In the confusion and chaos Alfred disappeared for the most part taking with him the sum of Legatra’s funds, which somehow morphed into a comfortable house owned by Zulu. Members were—and still are–outraged and felt betrayed but there was little they could do within the justice system since their house of cards had no registered standing and no legal status.
So for ten years LGBT community stayed off the Zambian social radar screen. Internationally they had no presence as the tide of religious, political and judicial homophobia continued its norma level. Homosexuality continued to be criminalized and considered a western disease. Straight life carried on its usual marriage-with-kids tradition, with no exceptions. That’s how the government wanted it then and now.
Except that another tide—a tsunami—had meanwhile intruded into the country and across the continent: HIV/AIDS. Over the past 25 years this insidious incurable disease has mowed down millions, the vast majority of whom have been heterosexual. The claim of a gay disease, in the west, was here washed away in the torrent of death of mothers and fathers, leaving countless orphans.
The major responders to the vast emergency were western government and non-government organizations bringing health care, technology and medications. Invisibly and not surprisingly many of the personnel in these hundreds of organizations (NGO’s)—religious, social, charitable, medical—were dedicated LGBT workers driven in part by compassion for their own community, even more so since homosexuals were not at first included in national strategic HIV plans in Africa. (Today the uphill struggle to include MSM’s as a targeted population is resisted by most African government ministries of health; Kenya is an fortunate exception.)
HIV work has served as a quiet entrée for the gay community into homophobic countries across the continent. Nevertheless, many African countries still do not acknowledge homosexual activity as a mode of transmission despite the dedication of LGBT caregivers affiliated with the disease, not as victims but as rescuers.
So it was perhaps no surprise that in 2007 the American-based Centers for Disease Control in Zambia (the CDC functions around the globe) proposed a research study of MSM in Zambia, a first in that country; since homosexually active men are not officially acknowledged as part of society here they have been ignored by HIV education programs emerging from the Health Ministry in Lusaka, Zambia’s capital of 1.5 million people.
The study of course has to be done by gays who can network within the community to gather valid data on sexual behavior of MSM, even though a significant percent of these men do not identify as gay and often make contact in secretive places that only other MSM’s know about. African men, mostly straight and married, are known to have porous sexual boundaries and will engage with another man—or woman–just for the pleasure of the moment without connecting to (in total denial of) the gay/homosexual ‘syndrome’.
Rainka–the New Generation
So Friends of Rainka was born as a research advisory group composed of several gay men and one lesbian. As of March 2008, the DC was still awaiting official approval and clearance of the study from within the labyrinth of government agencies and ministries (ethics, health, justice, home affairs).

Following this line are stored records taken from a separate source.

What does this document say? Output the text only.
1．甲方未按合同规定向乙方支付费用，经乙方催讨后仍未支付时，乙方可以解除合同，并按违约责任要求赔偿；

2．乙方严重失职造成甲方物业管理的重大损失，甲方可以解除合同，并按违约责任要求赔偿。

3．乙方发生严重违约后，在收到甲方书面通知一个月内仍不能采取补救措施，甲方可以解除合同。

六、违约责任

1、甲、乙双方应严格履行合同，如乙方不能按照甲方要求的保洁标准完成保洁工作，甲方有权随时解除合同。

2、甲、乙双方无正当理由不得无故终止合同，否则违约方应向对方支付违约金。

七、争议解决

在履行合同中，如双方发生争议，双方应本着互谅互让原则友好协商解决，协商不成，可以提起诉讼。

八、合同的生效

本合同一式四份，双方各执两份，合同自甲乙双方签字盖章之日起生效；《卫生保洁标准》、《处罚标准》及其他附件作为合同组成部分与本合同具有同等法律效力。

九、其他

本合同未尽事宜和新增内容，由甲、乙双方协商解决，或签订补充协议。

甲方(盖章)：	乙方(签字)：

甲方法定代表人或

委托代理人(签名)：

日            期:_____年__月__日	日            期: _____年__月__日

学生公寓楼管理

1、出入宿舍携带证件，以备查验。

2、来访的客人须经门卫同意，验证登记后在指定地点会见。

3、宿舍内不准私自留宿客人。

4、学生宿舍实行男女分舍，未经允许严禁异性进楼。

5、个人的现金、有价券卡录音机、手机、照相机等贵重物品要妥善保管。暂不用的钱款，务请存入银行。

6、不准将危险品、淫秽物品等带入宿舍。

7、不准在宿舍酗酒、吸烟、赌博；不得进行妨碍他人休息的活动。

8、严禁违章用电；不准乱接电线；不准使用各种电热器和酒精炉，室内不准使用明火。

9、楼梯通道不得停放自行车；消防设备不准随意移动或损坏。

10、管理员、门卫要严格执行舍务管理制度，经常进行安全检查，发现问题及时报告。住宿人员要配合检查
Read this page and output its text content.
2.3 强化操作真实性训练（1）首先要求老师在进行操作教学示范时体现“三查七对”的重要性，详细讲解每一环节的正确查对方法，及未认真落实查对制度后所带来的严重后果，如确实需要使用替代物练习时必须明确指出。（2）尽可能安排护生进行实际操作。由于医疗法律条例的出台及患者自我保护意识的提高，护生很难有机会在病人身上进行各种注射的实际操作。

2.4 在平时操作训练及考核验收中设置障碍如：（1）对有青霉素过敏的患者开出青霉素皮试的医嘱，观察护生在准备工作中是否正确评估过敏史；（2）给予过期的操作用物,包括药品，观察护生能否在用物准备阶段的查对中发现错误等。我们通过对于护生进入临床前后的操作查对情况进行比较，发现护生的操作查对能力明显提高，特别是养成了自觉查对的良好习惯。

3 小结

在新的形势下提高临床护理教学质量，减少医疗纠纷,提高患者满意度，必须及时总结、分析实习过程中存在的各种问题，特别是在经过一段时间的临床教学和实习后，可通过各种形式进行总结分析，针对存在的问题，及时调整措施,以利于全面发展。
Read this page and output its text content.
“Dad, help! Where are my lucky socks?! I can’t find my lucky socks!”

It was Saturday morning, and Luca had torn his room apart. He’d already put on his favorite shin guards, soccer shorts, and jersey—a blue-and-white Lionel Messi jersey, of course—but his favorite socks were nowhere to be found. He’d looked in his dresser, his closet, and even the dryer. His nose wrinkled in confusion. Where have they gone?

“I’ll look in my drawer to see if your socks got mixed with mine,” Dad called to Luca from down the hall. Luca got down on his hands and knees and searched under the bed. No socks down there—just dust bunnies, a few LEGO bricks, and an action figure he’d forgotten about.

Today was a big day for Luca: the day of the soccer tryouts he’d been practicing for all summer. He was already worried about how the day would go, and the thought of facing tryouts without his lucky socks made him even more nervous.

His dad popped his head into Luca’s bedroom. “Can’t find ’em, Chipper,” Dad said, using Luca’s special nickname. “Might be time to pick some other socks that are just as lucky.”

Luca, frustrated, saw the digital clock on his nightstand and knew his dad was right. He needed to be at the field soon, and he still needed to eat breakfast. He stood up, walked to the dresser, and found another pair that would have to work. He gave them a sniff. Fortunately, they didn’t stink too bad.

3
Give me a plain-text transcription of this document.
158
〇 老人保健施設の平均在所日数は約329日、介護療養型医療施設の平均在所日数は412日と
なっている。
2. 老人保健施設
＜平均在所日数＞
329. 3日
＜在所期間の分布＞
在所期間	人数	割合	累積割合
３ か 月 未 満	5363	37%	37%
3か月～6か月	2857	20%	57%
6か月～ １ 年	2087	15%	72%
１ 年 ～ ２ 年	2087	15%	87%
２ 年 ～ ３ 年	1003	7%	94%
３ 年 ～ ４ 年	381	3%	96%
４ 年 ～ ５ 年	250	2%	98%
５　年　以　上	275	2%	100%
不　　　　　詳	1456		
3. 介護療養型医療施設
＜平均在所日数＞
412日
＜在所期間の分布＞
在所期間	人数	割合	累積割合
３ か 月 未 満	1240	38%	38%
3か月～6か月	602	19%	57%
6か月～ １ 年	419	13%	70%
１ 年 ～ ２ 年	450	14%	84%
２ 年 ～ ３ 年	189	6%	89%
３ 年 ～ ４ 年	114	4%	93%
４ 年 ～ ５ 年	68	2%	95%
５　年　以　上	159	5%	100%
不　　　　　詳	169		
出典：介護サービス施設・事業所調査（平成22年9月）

In the past, such a proposal recognizing the existence of same-sex contact would have been rejected out of hand but governments change and new minds come to power. Presently there is a high-level official with influence who, after meeting with International Gay and Lesbian Human Rights Commission (IGLHRC) African staff members and CDC officials has been urging other high administrators to support the study.
The official is acutely aware of married Zambian men’s furtive sexual behavior and it’s relationship to the spread of HIV into the non-gay and female population. Even so, funding of the MSM program by such liberal donors as Holland’s HIVOS will have to be indirect, coming via another NGO that is registered with the government, and the proposed study will carefully avoid any hint of LGBT advocacy.
The Board of Rainka are survivors of the Legatra debacle and are much wiser this time around. Even though the social and political milieu is slightly softer than ten years ago it is still distinctly homophobic and Rainka does not identify as a gay organization. Early strategic planning is focused exclusively on the research for the CDC to get data as accurate and comprehensively as possible since it will be the source on which funding proposals will be based and outreach programs developed.
And Rainka’s future depends on it as well. The plan is to perform a valued social and official service in the name of health education to an invisible and ‘deadly’ population who have been marginalized by denial. Through their research and subsequent outreach education activities Rainka will quietly become known. Its volunteers and staff will also be available and knowledgeable to inquiring minds in a safe place as a community of trusted friends. No advocacy, no banners, no public ‘outings’.
The difference between Rainka in the future and the current informal network of casual friendships (often interacting at loud and crowded mixed clubs and bars) will be a more formalized organization with an office and specific public and confidential services.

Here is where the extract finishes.